# Middle name - Angel?



## stacie-leigh

Hi there 

So our second baby girls first name has always been Evelyn and remains to be her name, but we are really struggling for TWO middle names (our first daughter has two so we want to keep that going). Keira (our daughter) is nicknamed 'Angel' by my husband and I've decided I really like Angel as a middle name 

Evelyn Angel May?
Evelyn Angel Faith?
Evelyn Angel Rose?
Evelyn Angel *add a different name here*

Evelyn pronounced 'ev-uh-lin' 

Any opinions/suggestions? x


----------



## Sunshine12

Grace?

Ill be honest and dont think that angel after the first name sounds right. x


----------



## LunaRose

I don't think Angel goes with Evelyn either. I think you have to be careful with names like 'Angel' because they can easily sound tacky. From your list I'd go with Evelyn Angel Rose.

xx


----------



## B l i n k

Ahhh I love that name Evelyn!
But partner likes Evie to much. 

Anywayy .. I don't think Angel as a middle name sounds right either. 
Evelyn May or Evelyn Rose are nice though. 
:)


----------



## Rhi_Rhi1

Sounds like a stripper ....... Angel i mean. 

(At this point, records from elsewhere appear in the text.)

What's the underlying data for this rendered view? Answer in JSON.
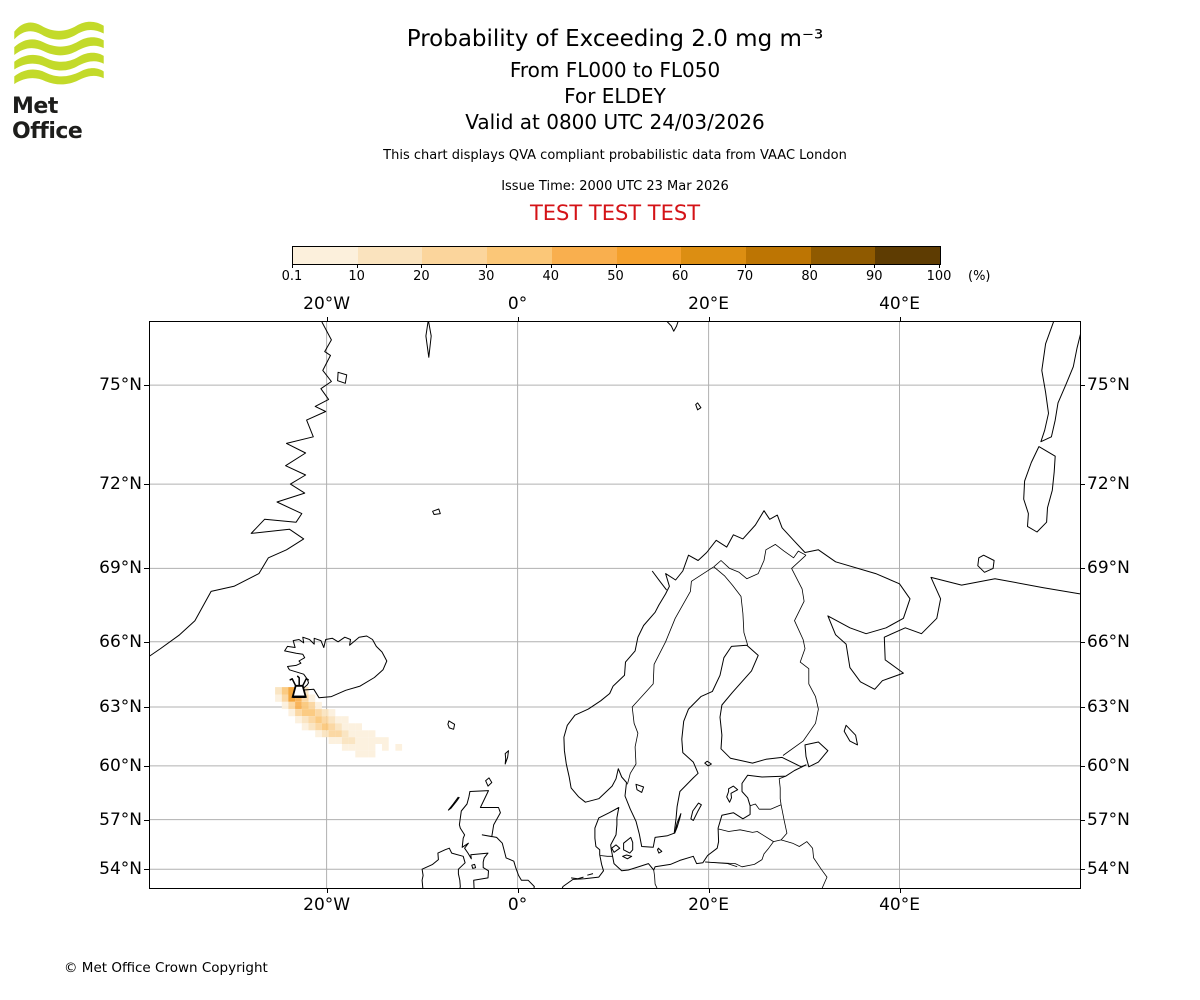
{
  "header": {
    "logo_text": "Met Office",
    "logo_green": "#c3da2a",
    "title": "Probability of Exceeding 2.0 mg m⁻³",
    "subtitle_lines": [
      "From FL000 to FL050",
      "For ELDEY",
      "Valid at 0800 UTC 24/03/2026"
    ],
    "note": "This chart displays QVA compliant probabilistic data from VAAC London",
    "issue_time": "Issue Time: 2000 UTC 23 Mar 2026",
    "test_banner": "TEST TEST TEST",
    "test_color": "#d41317"
  },
  "colorbar": {
    "tick_labels": [
      "0.1",
      "10",
      "20",
      "30",
      "40",
      "50",
      "60",
      "70",
      "80",
      "90",
      "100"
    ],
    "unit_label": "(%)",
    "colors": [
      "#fcf0dc",
      "#fae3be",
      "#fbd59c",
      "#fbc778",
      "#f9af4e",
      "#f4a02c",
      "#dc8e12",
      "#bd7503",
      "#8f5a00",
      "#5e3c02"
    ]
  },
  "map": {
    "lon_labels": [
      {
        "label": "20°W",
        "lon": -20
      },
      {
        "label": "0°",
        "lon": 0
      },
      {
        "label": "20°E",
        "lon": 20
      },
      {
        "label": "40°E",
        "lon": 40
      }
    ],
    "lat_labels": [
      {
        "label": "75°N",
        "lat": 75
      },
      {
        "label": "72°N",
        "lat": 72
      },
      {
        "label": "69°N",
        "lat": 69
      },
      {
        "label": "66°N",
        "lat": 66
      },
      {
        "label": "63°N",
        "lat": 63
      },
      {
        "label": "60°N",
        "lat": 60
      },
      {
        "label": "57°N",
        "lat": 57
      },
      {
        "label": "54°N",
        "lat": 54
      }
    ],
    "gridline_color": "#b0b0b0"
  },
  "chart_data": {
    "type": "heatmap",
    "title": "Probability of Exceeding 2.0 mg m⁻³",
    "flight_levels": "FL000 to FL050",
    "volcano": {
      "name": "ELDEY",
      "lat": 63.73,
      "lon": -22.87
    },
    "valid_time": "0800 UTC 24/03/2026",
    "issue_time": "2000 UTC 23 Mar 2026",
    "units": "%",
    "probability_scale_pct": [
      0.1,
      10,
      20,
      30,
      40,
      50,
      60,
      70,
      80,
      90,
      100
    ],
    "extent": {
      "lon_min": -38.5,
      "lon_max": 58.9,
      "lat_min": 52.8,
      "lat_max": 76.65
    },
    "grid_lons": [
      -20,
      0,
      20,
      40
    ],
    "grid_lats": [
      75,
      72,
      69,
      66,
      63,
      60,
      57,
      54
    ],
    "plume": {
      "lon0": -25.4,
      "dlon": 0.7,
      "lat0": 63.95,
      "dlat": 0.35,
      "bucket_ranges_pct": [
        "0.1-10",
        "10-20",
        "20-30",
        "30-40",
        "40-50",
        "50-60"
      ],
      "cells": [
        [
          0,
          0,
          2
        ],
        [
          1,
          0,
          4
        ],
        [
          2,
          0,
          6
        ],
        [
          3,
          0,
          4
        ],
        [
          4,
          0,
          2
        ],
        [
          0,
          1,
          1
        ],
        [
          1,
          1,
          3
        ],
        [
          2,
          1,
          6
        ],
        [
          3,
          1,
          5
        ],
        [
          4,
          1,
          3
        ],
        [
          5,
          1,
          1
        ],
        [
          1,
          2,
          1
        ],
        [
          2,
          2,
          3
        ],
        [
          3,
          2,
          5
        ],
        [
          4,
          2,
          4
        ],
        [
          5,
          2,
          3
        ],
        [
          6,
          2,
          1
        ],
        [
          2,
          3,
          1
        ],
        [
          3,
          3,
          3
        ],
        [
          4,
          3,
          4
        ],
        [
          5,
          3,
          4
        ],
        [
          6,
          3,
          3
        ],
        [
          7,
          3,
          2
        ],
        [
          8,
          3,
          1
        ],
        [
          3,
          4,
          1
        ],
        [
          4,
          4,
          2
        ],
        [
          5,
          4,
          3
        ],
        [
          6,
          4,
          4
        ],
        [
          7,
          4,
          3
        ],
        [
          8,
          4,
          2
        ],
        [
          9,
          4,
          1
        ],
        [
          10,
          4,
          1
        ],
        [
          4,
          5,
          1
        ],
        [
          5,
          5,
          2
        ],
        [
          6,
          5,
          3
        ],
        [
          7,
          5,
          4
        ],
        [
          8,
          5,
          3
        ],
        [
          9,
          5,
          2
        ],
        [
          10,
          5,
          1
        ],
        [
          11,
          5,
          1
        ],
        [
          12,
          5,
          1
        ],
        [
          6,
          6,
          1
        ],
        [
          7,
          6,
          2
        ],
        [
          8,
          6,
          3
        ],
        [
          9,
          6,
          3
        ],
        [
          10,
          6,
          2
        ],
        [
          11,
          6,
          1
        ],
        [
          12,
          6,
          1
        ],
        [
          13,
          6,
          1
        ],
        [
          14,
          6,
          1
        ],
        [
          8,
          7,
          1
        ],
        [
          9,
          7,
          1
        ],
        [
          10,
          7,
          2
        ],
        [
          11,
          7,
          2
        ],
        [
          12,
          7,
          1
        ],
        [
          13,
          7,
          1
        ],
        [
          14,
          7,
          1
        ],
        [
          15,
          7,
          1
        ],
        [
          16,
          7,
          1
        ],
        [
          10,
          8,
          1
        ],
        [
          11,
          8,
          1
        ],
        [
          12,
          8,
          1
        ],
        [
          13,
          8,
          1
        ],
        [
          14,
          8,
          1
        ],
        [
          16,
          8,
          1
        ],
        [
          18,
          8,
          1
        ],
        [
          12,
          9,
          1
        ],
        [
          13,
          9,
          1
        ],
        [
          14,
          9,
          1
        ]
      ]
    }
  },
  "footer": {
    "copyright": "© Met Office Crown Copyright"
  }
}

should add, its okay as a nickname, but i dno, saying that tho if you like it, its not as tho its terribly important if ova people do or not because its a middle name, and people rarely ask, and as an adult yoiu just drop it :) i never use mine for example x


----------



## ickle pand

I don't think Evelyn Angel runs off the tongue very easily either. Plus it's your DH's special name for your DD, it'd be like you're taking it away from her and sharing it with her sister.


----------



## JellyBeann

We are thinking of using Angelo for a boy, why not use something similar for a girl? I don't think Angel sounds right as a middle name either sorry, Evelyn is lovely though!


----------



## StarShine_

I agree that it doesn't sound right with Evelyn. Evelyn is beautiful and Angel just doesn't compliment it very well.

I think u also need to be careful of possible sibling rivalry somewhere in the future. If your Partner calls your child Angel she may see that as her special name with her daddy and calling your 2nd child the same name wouldnt make it so special. Iykwim. That may sound over complicated but that's how children's minds work sometimes!!


----------



## Andrieflower

Angel is a hard name to work with...what about Angelica? Evelyn Angelica?

With that being said, I'd suggest...
Evelyn Angelica Marie (or different choice of second name...Rose and Faith I think would sound nice, or maybe Grace..)
Evelyn Rebecca Angel
Evelyn Angel Sophia
Evelyn Angel Alvena
Evelyn Angel Katrina
(any other names like Sophia, Alvena and Katrina would probably sound good too...I think ones that sound like that seem to have the best flow so far).


----------